Gastautor Sebastian Briellmann, Journalist bei der Basler Zeitung (BaZ)

Natürlich, wer sich nicht seit Teenagerzeiten minutiös auf eine Karriere im öffentlichen Dienst vorbereitet hat, ähem, pardon, also, wer sich nicht für ein Phil-I-Studium entschieden hat: Der hat vielleicht auch nicht die Fähigkeit, sich auf eine Beamtenstelle zu bewerben. Aus einem einfachen Grund: Er wüsste gar nicht, für welche berufliche Aufgabe er sich da genau interessiert. (Und wahrscheinlich blinkt bei einem solchen Profil sowieso bei jedem gemeinen staatlichen Human-Resources-Büro das dunkelroteste Rotlicht. Bloss! Nicht! Einladen!)

 

 

Wer, aus der Privatwirtschaft stammend, zum Beispiel die Leitung “Frühe Deutschförderung” beim Basler Erziehungsdepartement (ED) übernehmen will, weil er denkt: “Momoll, das wäre ja durchaus eine sinnvolle Tätigkeit”, dem leuchtet am Bildschirm das blanke…, also, nun ja, lesen Sie selbst:

Man würde das “selektive Obligatorium” leiten, mit dem ZFF, also dem Zentrum für Frühförderung, arbeitete man “interprofessionell” zusammen. Das alles kann aber nur, wer “Kenntnisse der tertiären Bildungswege” hat – und “solide Kenntnisse im Bereich der Organisationsentwicklung”.

Alles klar?

Man muss dem ED, das diese Stelle ausgeschrieben hat – eine Führungsposition! –, aber ein Kompliment machen. Das ED lernt dazu. Drückt sich klarer aus, spricht die Anspruchsgruppe besser an. Schliesslich geht es ja darum, dass die Basler Kinder besser Deutsch können. Und das ist tatsächlich nicht unwichtig, wenn man bedenkt, dass rund die Hälfte aller Dreijährigen zu einem derartigen Unterricht verpflichtet wird.

Damit sich solche Schlagzeilen nicht mehr inflationär reproduzieren:

“Problemsprache Deutsch” (BaZ).

“Immer mehr Schweizer Kinder können nur ungenügend Deutsch” («20 Minuten»).

“‘Wiederhole bitte’: wenn im Kindergarten nur eines von vier Kindern fliessend Deutsch spricht” (“Neue Zürcher Zeitung”).

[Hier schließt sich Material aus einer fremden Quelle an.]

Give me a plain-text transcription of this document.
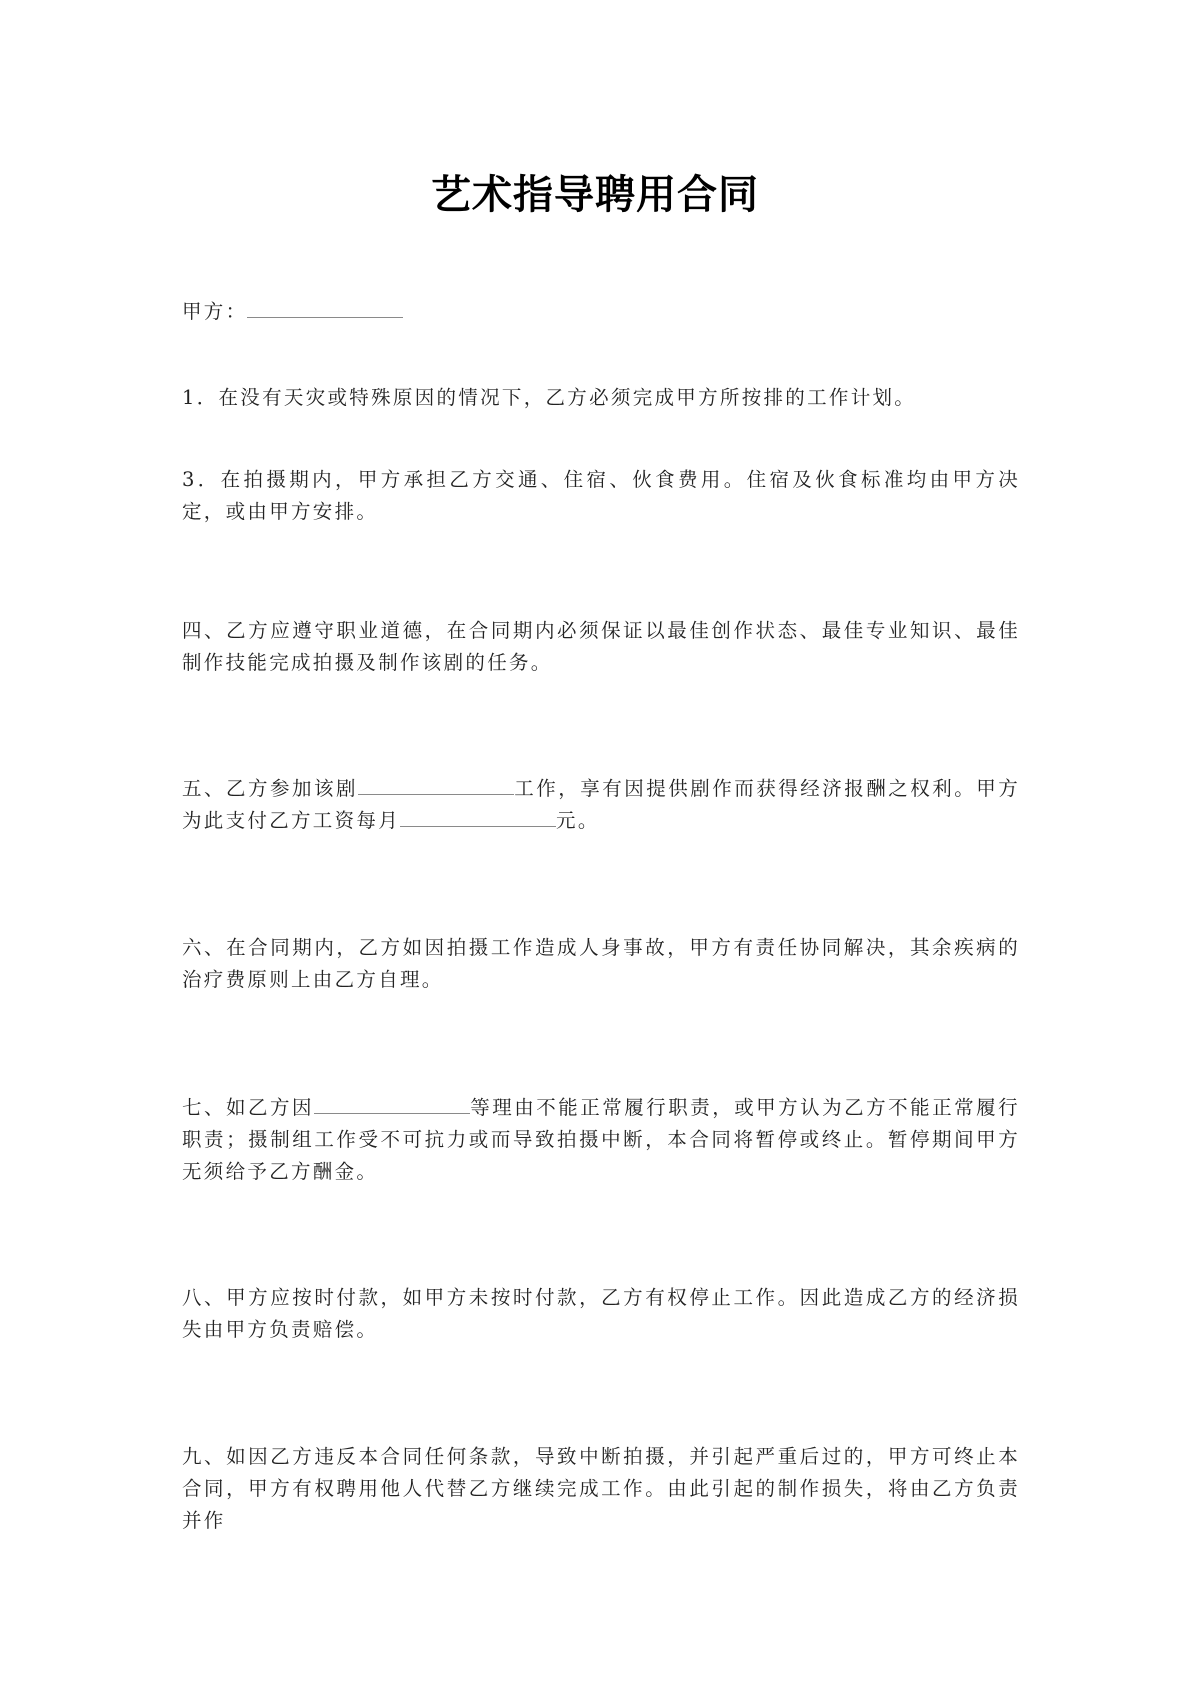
艺术指导聘用合同

甲方：

1．在没有天灾或特殊原因的情况下，乙方必须完成甲方所按排的工作计划。

3．在拍摄期内，甲方承担乙方交通、住宿、伙食费用。住宿及伙食标准均由甲方决定，或由甲方安排。

四、乙方应遵守职业道德，在合同期内必须保证以最佳创作状态、最佳专业知识、最佳制作技能完成拍摄及制作该剧的任务。

五、乙方参加该剧	工作，享有因提供剧作而获得经济报酬之权利。甲方为此支付乙方工资每月	元。

六、在合同期内，乙方如因拍摄工作造成人身事故，甲方有责任协同解决，其余疾病的治疗费原则上由乙方自理。

七、如乙方因	等理由不能正常履行职责，或甲方认为乙方不能正常履行职责；摄制组工作受不可抗力或而导致拍摄中断，本合同将暂停或终止。暂停期间甲方无须给予乙方酬金。

八、甲方应按时付款，如甲方未按时付款，乙方有权停止工作。因此造成乙方的经济损失由甲方负责赔偿。

九、如因乙方违反本合同任何条款，导致中断拍摄，并引起严重后过的，甲方可终止本合同，甲方有权聘用他人代替乙方继续完成工作。由此引起的制作损失，将由乙方负责并作
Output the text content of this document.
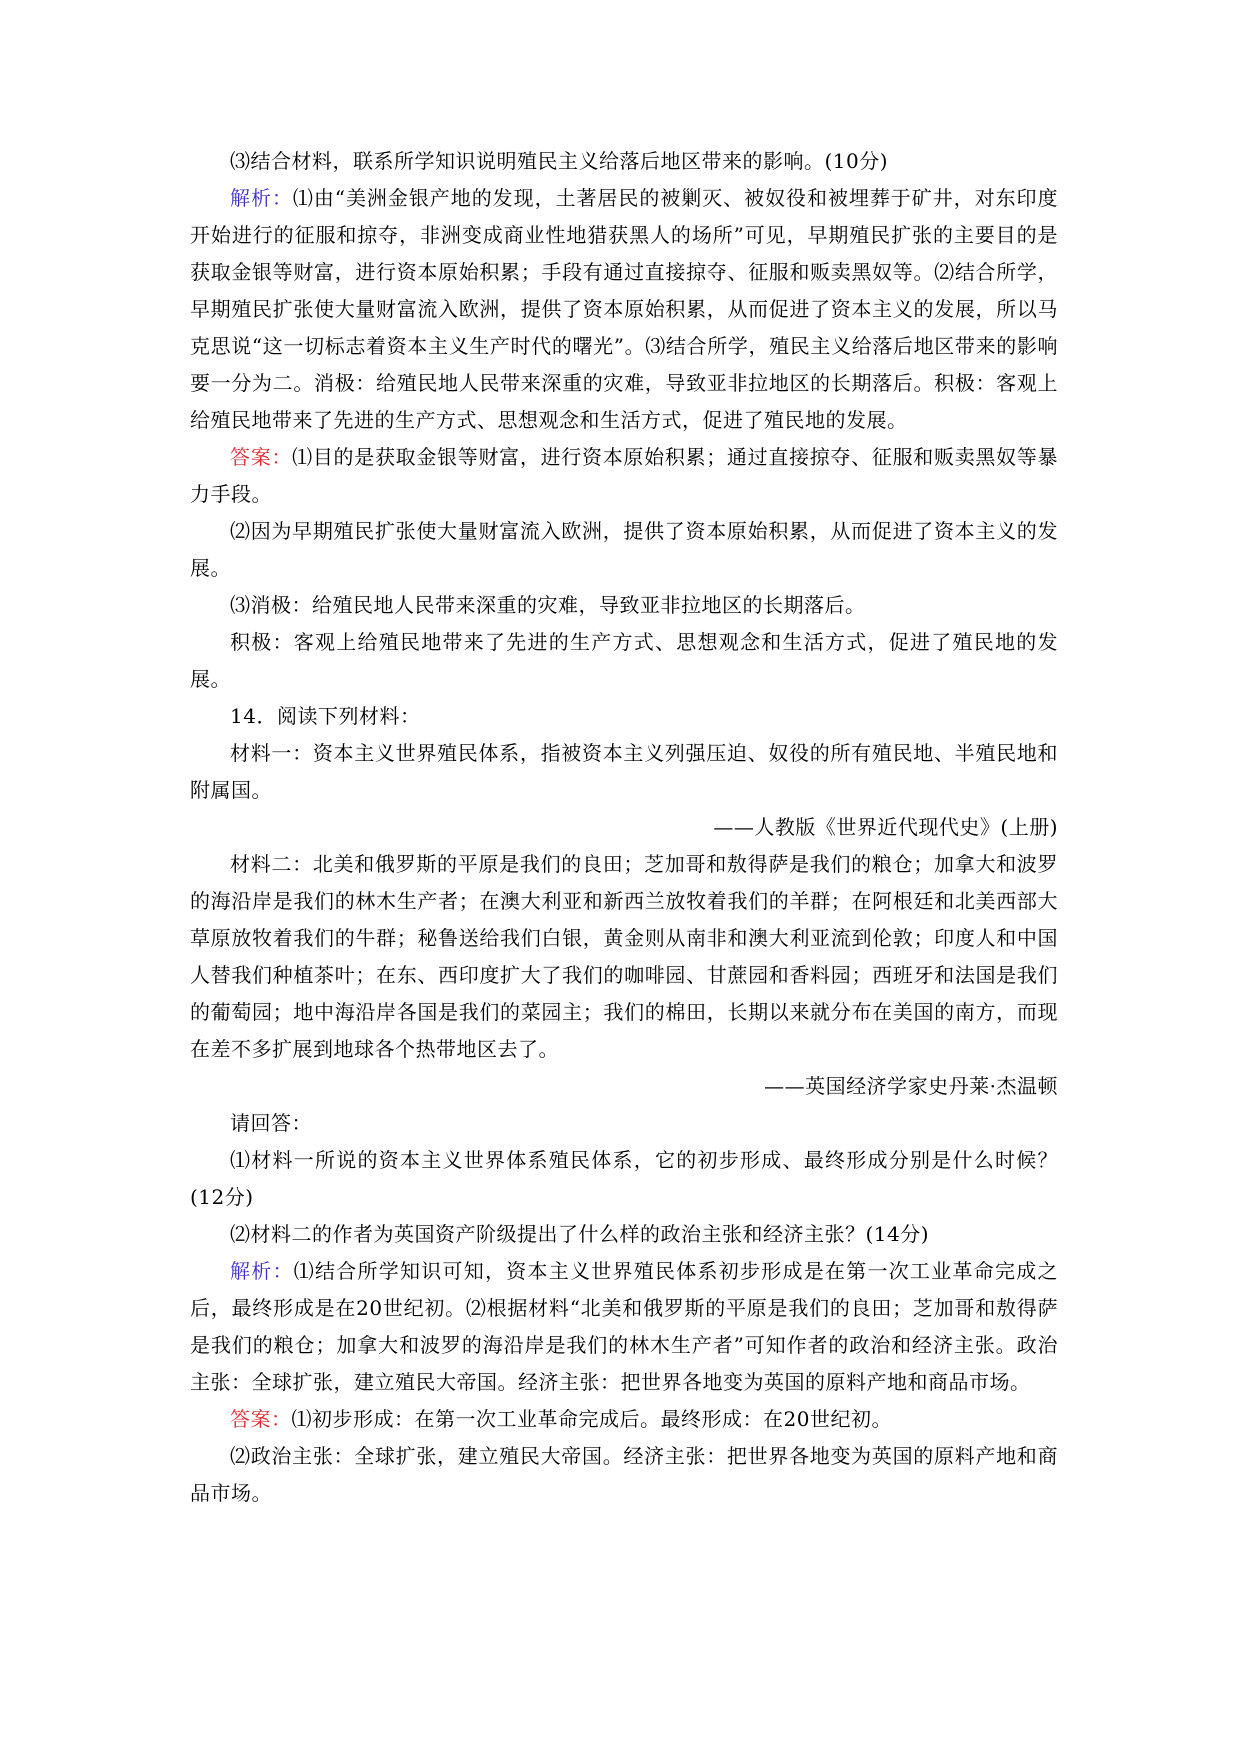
⑶结合材料，联系所学知识说明殖民主义给落后地区带来的影响。(10分)

解析：⑴由“美洲金银产地的发现，土著居民的被剿灭、被奴役和被埋葬于矿井，对东印度开始进行的征服和掠夺，非洲变成商业性地猎获黑人的场所”可见，早期殖民扩张的主要目的是获取金银等财富，进行资本原始积累；手段有通过直接掠夺、征服和贩卖黑奴等。⑵结合所学，早期殖民扩张使大量财富流入欧洲，提供了资本原始积累，从而促进了资本主义的发展，所以马克思说“这一切标志着资本主义生产时代的曙光”。⑶结合所学，殖民主义给落后地区带来的影响要一分为二。消极：给殖民地人民带来深重的灾难，导致亚非拉地区的长期落后。积极：客观上给殖民地带来了先进的生产方式、思想观念和生活方式，促进了殖民地的发展。

答案：⑴目的是获取金银等财富，进行资本原始积累；通过直接掠夺、征服和贩卖黑奴等暴力手段。

⑵因为早期殖民扩张使大量财富流入欧洲，提供了资本原始积累，从而促进了资本主义的发展。

⑶消极：给殖民地人民带来深重的灾难，导致亚非拉地区的长期落后。

积极：客观上给殖民地带来了先进的生产方式、思想观念和生活方式，促进了殖民地的发展。

14．阅读下列材料：

材料一：资本主义世界殖民体系，指被资本主义列强压迫、奴役的所有殖民地、半殖民地和附属国。

——人教版《世界近代现代史》(上册)

材料二：北美和俄罗斯的平原是我们的良田；芝加哥和敖得萨是我们的粮仓；加拿大和波罗的海沿岸是我们的林木生产者；在澳大利亚和新西兰放牧着我们的羊群；在阿根廷和北美西部大草原放牧着我们的牛群；秘鲁送给我们白银，黄金则从南非和澳大利亚流到伦敦；印度人和中国人替我们种植茶叶；在东、西印度扩大了我们的咖啡园、甘蔗园和香料园；西班牙和法国是我们的葡萄园；地中海沿岸各国是我们的菜园主；我们的棉田，长期以来就分布在美国的南方，而现在差不多扩展到地球各个热带地区去了。

——英国经济学家史丹莱·杰温顿

请回答：

⑴材料一所说的资本主义世界体系殖民体系，它的初步形成、最终形成分别是什么时候？(12分)

⑵材料二的作者为英国资产阶级提出了什么样的政治主张和经济主张？(14分)

解析：⑴结合所学知识可知，资本主义世界殖民体系初步形成是在第一次工业革命完成之后，最终形成是在20世纪初。⑵根据材料“北美和俄罗斯的平原是我们的良田；芝加哥和敖得萨是我们的粮仓；加拿大和波罗的海沿岸是我们的林木生产者”可知作者的政治和经济主张。政治主张：全球扩张，建立殖民大帝国。经济主张：把世界各地变为英国的原料产地和商品市场。

答案：⑴初步形成：在第一次工业革命完成后。最终形成：在20世纪初。

⑵政治主张：全球扩张，建立殖民大帝国。经济主张：把世界各地变为英国的原料产地和商品市场。
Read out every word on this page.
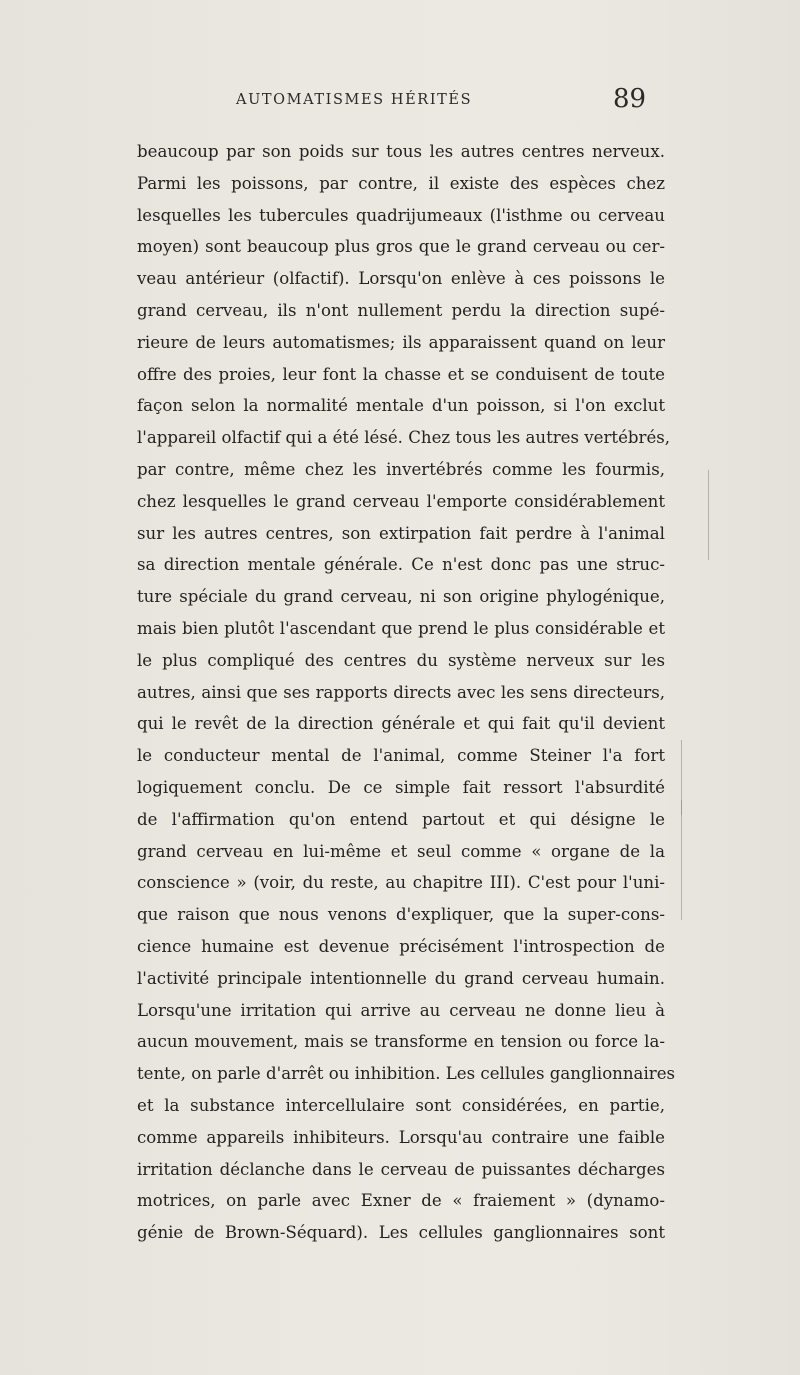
AUTOMATISMES HÉRITÉS	89
beaucoup par son poids sur tous les autres centres nerveux.
Parmi les poissons, par contre, il existe des espèces chez
lesquelles les tubercules quadrijumeaux (l'isthme ou cerveau
moyen) sont beaucoup plus gros que le grand cerveau ou cer-
veau antérieur (olfactif). Lorsqu'on enlève à ces poissons le
grand cerveau, ils n'ont nullement perdu la direction supé-
rieure de leurs automatismes; ils apparaissent quand on leur
offre des proies, leur font la chasse et se conduisent de toute
façon selon la normalité mentale d'un poisson, si l'on exclut
l'appareil olfactif qui a été lésé. Chez tous les autres vertébrés,
par contre, même chez les invertébrés comme les fourmis,
chez lesquelles le grand cerveau l'emporte considérablement
sur les autres centres, son extirpation fait perdre à l'animal
sa direction mentale générale. Ce n'est donc pas une struc-
ture spéciale du grand cerveau, ni son origine phylogénique,
mais bien plutôt l'ascendant que prend le plus considérable et
le plus compliqué des centres du système nerveux sur les
autres, ainsi que ses rapports directs avec les sens directeurs,
qui le revêt de la direction générale et qui fait qu'il devient
le conducteur mental de l'animal, comme Steiner l'a fort
logiquement conclu. De ce simple fait ressort l'absurdité
de l'affirmation qu'on entend partout et qui désigne le
grand cerveau en lui-même et seul comme « organe de la
conscience » (voir, du reste, au chapitre III). C'est pour l'uni-
que raison que nous venons d'expliquer, que la super-cons-
cience humaine est devenue précisément l'introspection de
l'activité principale intentionnelle du grand cerveau humain.
Lorsqu'une irritation qui arrive au cerveau ne donne lieu à
aucun mouvement, mais se transforme en tension ou force la-
tente, on parle d'arrêt ou inhibition. Les cellules ganglionnaires
et la substance intercellulaire sont considérées, en partie,
comme appareils inhibiteurs. Lorsqu'au contraire une faible
irritation déclanche dans le cerveau de puissantes décharges
motrices, on parle avec Exner de « fraiement » (dynamo-
génie de Brown-Séquard). Les cellules ganglionnaires sont
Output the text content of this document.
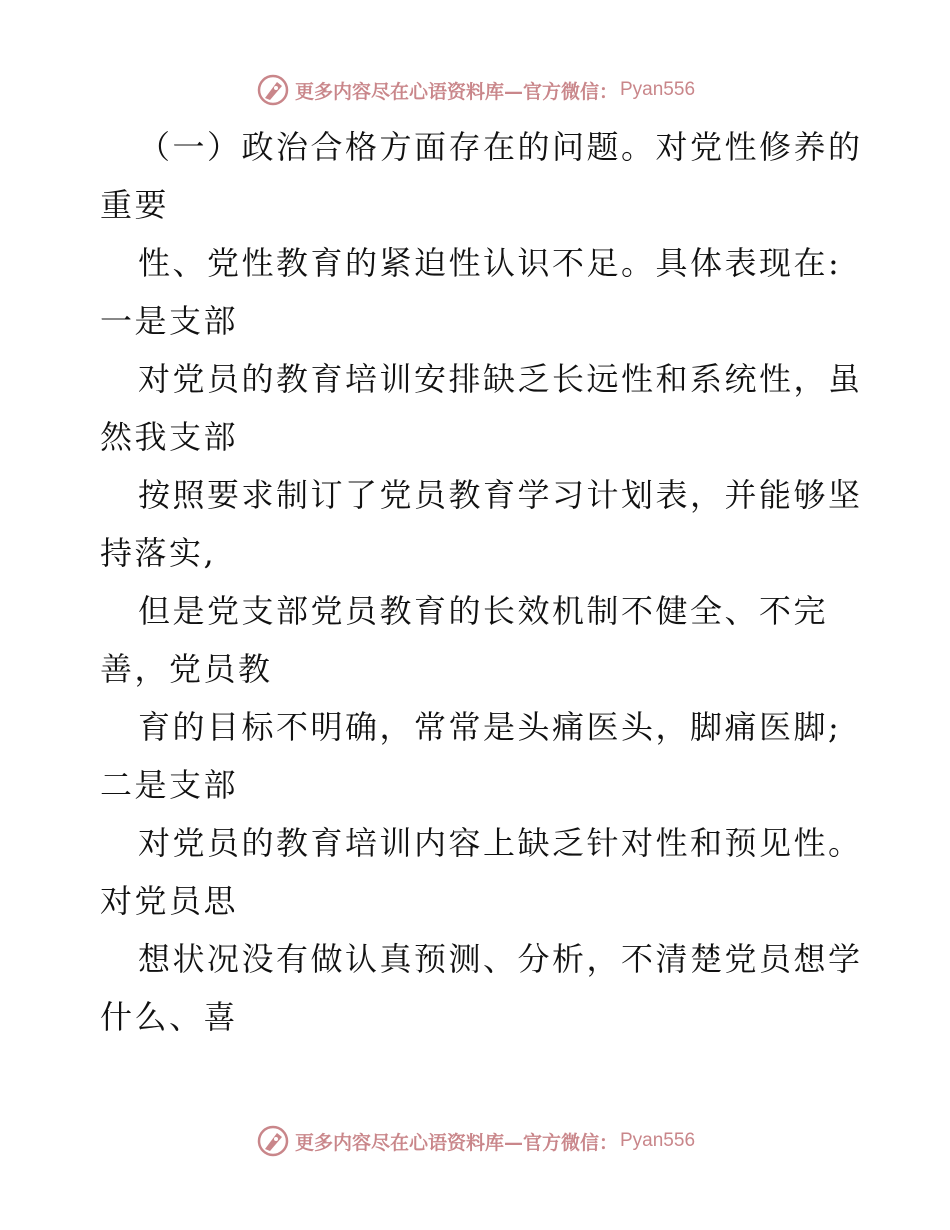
更多内容尽在心语资料库—官方微信： Pyan556
（一）政治合格方面存在的问题。对党性修养的
重要
性、党性教育的紧迫性认识不足。具体表现在:
一是支部
对党员的教育培训安排缺乏长远性和系统性，虽
然我支部
按照要求制订了党员教育学习计划表，并能够坚
持落实,
但是党支部党员教育的长效机制不健全、不完
善，党员教
育的目标不明确，常常是头痛医头，脚痛医脚;
二是支部
对党员的教育培训内容上缺乏针对性和预见性。
对党员思
想状况没有做认真预测、分析，不清楚党员想学
什么、喜
更多内容尽在心语资料库—官方微信： Pyan556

Also passt sich das ED gleich selbst den Stakeholdern an. So geht Kundenbindung. Und fordert von den künftigen Deutschfrühförderungsleitern eine hohe “Kooberationsbereitschaft”. Die braucht es sicherlich, um die geforderte “Sprachsstanderhebung” auch zufriedenstellend umzusetzen. Sprachsstand? Sprachstand? Sprachsand? Wie wäre es, zur Auflockerung, dazwischen mal mit einer Spassstandserhebung?

 

 

Danach muss der neue Leiter “entscheiden über das Obligatorium Deutsch vor dem Kindergarten zu lernen” und er muss “die elterliche Pflicht das Obligatorium umzusetzen” überprüfen. Die Aufgabe ist so eminent, dass man sich die Kommata grosszügig sparen darf.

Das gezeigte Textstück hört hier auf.